In the past week, some Maori have spoken out publicly against recent actions taken by Ngai Tahu. This is not wholly unusual and from time to time criticism is sometimes levelled at our iwi. It has come to be expected by our leaders and management. Some say it is par for the course for organisations like ours that have built economic and financial stability, which benefits not only our tribal members but also the communities in which we live and work.
It was recently made public that Ngai Tahu had provided an affidavit to the High Court in relation to the New Zealand Maori Council's legal action for a judicial review of the Government's decision to partially privatise Mighty River Power. It's unfortunate that our submission to the court was made public prior to the hearing itself; it has necessitated that we provide clarification of our position since some parties have used it to score political points.

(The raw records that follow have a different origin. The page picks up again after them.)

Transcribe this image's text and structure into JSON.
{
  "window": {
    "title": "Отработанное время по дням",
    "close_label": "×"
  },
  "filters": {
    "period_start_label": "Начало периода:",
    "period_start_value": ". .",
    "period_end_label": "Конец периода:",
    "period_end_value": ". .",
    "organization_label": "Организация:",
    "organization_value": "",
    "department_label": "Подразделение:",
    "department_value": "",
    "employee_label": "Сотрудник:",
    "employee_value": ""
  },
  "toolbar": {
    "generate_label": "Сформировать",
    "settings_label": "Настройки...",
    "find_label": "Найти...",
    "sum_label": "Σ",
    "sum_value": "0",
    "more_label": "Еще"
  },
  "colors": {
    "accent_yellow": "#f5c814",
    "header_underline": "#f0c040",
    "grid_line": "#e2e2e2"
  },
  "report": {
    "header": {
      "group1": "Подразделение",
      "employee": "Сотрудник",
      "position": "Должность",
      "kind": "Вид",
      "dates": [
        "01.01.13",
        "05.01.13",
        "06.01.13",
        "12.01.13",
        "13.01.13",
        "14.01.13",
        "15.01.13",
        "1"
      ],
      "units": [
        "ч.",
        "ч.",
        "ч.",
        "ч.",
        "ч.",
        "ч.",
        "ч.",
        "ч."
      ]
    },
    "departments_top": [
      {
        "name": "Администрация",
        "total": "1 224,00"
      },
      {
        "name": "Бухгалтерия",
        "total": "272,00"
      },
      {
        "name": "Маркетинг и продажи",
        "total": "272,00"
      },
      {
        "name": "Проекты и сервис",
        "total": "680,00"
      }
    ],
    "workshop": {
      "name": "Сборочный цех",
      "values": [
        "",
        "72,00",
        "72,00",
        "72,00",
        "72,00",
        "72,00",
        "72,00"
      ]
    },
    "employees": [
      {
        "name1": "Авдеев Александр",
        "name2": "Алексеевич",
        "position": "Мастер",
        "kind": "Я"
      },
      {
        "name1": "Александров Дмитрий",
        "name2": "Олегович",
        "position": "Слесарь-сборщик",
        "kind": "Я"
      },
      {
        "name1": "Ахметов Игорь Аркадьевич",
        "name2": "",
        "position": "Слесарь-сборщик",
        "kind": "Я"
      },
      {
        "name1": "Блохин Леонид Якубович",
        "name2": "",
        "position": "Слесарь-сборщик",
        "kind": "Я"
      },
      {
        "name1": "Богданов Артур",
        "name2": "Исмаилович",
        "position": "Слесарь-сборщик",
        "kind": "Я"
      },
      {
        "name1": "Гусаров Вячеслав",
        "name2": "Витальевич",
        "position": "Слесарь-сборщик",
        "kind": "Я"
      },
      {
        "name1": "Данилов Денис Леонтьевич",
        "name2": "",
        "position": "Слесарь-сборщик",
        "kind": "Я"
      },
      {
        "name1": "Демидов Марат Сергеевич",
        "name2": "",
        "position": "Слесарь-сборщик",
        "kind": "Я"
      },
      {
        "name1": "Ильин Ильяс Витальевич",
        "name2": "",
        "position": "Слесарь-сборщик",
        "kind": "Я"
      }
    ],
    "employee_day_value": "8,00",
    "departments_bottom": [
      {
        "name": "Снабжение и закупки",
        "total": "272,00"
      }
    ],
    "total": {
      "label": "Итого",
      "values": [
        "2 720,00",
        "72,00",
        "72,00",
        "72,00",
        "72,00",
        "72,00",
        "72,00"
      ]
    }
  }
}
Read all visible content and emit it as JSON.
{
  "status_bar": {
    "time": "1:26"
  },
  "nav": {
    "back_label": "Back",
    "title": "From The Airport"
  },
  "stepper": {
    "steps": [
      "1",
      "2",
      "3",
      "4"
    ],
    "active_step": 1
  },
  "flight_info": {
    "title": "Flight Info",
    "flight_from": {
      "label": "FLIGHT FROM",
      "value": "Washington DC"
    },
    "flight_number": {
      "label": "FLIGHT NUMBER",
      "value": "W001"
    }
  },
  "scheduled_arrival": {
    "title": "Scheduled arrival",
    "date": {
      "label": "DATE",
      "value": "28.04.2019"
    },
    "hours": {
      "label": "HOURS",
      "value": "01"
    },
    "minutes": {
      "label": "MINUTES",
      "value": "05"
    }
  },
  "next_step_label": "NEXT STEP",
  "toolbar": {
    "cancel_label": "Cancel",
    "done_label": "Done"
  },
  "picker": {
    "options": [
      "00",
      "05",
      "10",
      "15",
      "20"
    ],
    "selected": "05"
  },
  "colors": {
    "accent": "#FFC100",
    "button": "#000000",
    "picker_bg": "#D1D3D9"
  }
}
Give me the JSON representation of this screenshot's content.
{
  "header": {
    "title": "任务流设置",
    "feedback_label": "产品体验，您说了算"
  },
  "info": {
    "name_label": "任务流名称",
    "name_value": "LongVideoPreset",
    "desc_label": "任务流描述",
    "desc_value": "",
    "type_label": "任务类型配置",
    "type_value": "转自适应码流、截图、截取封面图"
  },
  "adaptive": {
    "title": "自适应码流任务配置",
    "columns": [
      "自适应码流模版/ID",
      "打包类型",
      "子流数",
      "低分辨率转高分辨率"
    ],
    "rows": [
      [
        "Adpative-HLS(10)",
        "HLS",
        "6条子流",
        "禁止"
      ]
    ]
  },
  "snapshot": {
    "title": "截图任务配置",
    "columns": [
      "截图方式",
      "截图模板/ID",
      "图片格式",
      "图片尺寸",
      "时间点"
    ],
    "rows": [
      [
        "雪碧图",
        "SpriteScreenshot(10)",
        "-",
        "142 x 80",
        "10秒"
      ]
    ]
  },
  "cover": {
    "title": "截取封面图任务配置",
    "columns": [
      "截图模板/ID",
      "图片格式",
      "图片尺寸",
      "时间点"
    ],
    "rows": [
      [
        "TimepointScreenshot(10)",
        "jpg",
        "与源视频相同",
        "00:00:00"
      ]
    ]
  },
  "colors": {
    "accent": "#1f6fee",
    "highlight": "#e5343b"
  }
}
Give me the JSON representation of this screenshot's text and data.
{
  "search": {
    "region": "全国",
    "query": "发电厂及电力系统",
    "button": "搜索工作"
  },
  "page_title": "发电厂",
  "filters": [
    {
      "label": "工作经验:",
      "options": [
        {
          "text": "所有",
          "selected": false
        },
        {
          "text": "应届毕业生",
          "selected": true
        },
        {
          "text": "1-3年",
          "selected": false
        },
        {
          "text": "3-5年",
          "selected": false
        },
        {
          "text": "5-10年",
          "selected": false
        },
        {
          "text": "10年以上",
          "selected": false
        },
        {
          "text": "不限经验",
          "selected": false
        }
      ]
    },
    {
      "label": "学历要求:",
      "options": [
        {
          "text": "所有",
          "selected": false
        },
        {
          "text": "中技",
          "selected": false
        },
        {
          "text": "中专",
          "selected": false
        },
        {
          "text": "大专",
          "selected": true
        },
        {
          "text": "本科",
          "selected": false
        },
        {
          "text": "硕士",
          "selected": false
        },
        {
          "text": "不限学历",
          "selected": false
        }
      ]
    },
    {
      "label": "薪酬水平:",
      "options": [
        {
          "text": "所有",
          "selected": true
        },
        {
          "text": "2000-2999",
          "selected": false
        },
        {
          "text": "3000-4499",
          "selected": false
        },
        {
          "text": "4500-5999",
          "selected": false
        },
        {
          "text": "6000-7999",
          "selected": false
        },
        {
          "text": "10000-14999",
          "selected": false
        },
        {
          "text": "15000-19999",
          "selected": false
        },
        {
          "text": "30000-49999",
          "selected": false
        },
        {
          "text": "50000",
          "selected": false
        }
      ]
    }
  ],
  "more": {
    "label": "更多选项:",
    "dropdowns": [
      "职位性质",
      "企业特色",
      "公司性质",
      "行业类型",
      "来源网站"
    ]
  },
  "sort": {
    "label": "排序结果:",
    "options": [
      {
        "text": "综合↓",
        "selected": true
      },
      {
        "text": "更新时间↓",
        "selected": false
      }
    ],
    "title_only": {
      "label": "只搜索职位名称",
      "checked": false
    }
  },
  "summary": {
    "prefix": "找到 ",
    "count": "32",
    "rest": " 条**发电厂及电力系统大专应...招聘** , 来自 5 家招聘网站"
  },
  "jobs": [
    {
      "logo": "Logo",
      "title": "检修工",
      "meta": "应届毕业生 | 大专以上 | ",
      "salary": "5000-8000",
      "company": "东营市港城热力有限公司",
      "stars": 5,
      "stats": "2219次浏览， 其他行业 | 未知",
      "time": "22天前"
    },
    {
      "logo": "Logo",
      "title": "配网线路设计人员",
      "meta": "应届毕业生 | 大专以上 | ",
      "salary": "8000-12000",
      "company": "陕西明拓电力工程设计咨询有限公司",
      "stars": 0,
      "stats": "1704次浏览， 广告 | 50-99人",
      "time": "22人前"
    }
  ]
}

First, it is important to note that iwi from around New Zealand are in general agreement that Maori have rights and interests in fresh water and the waterways that sustain us. On this issue, iwi can be considered unified.
That includes iwi from the Far North to ours in the south.
Iwi rights and interests in fresh water are not only assertions by Maori. The reports that have been developed by the influential Land and Water Forum address this issue. The forum's third report released last week provides a clear and unequivocal statement that iwi rights and interests must be resolved in order for the Government to achieve long-term sustainability of our fresh water resource.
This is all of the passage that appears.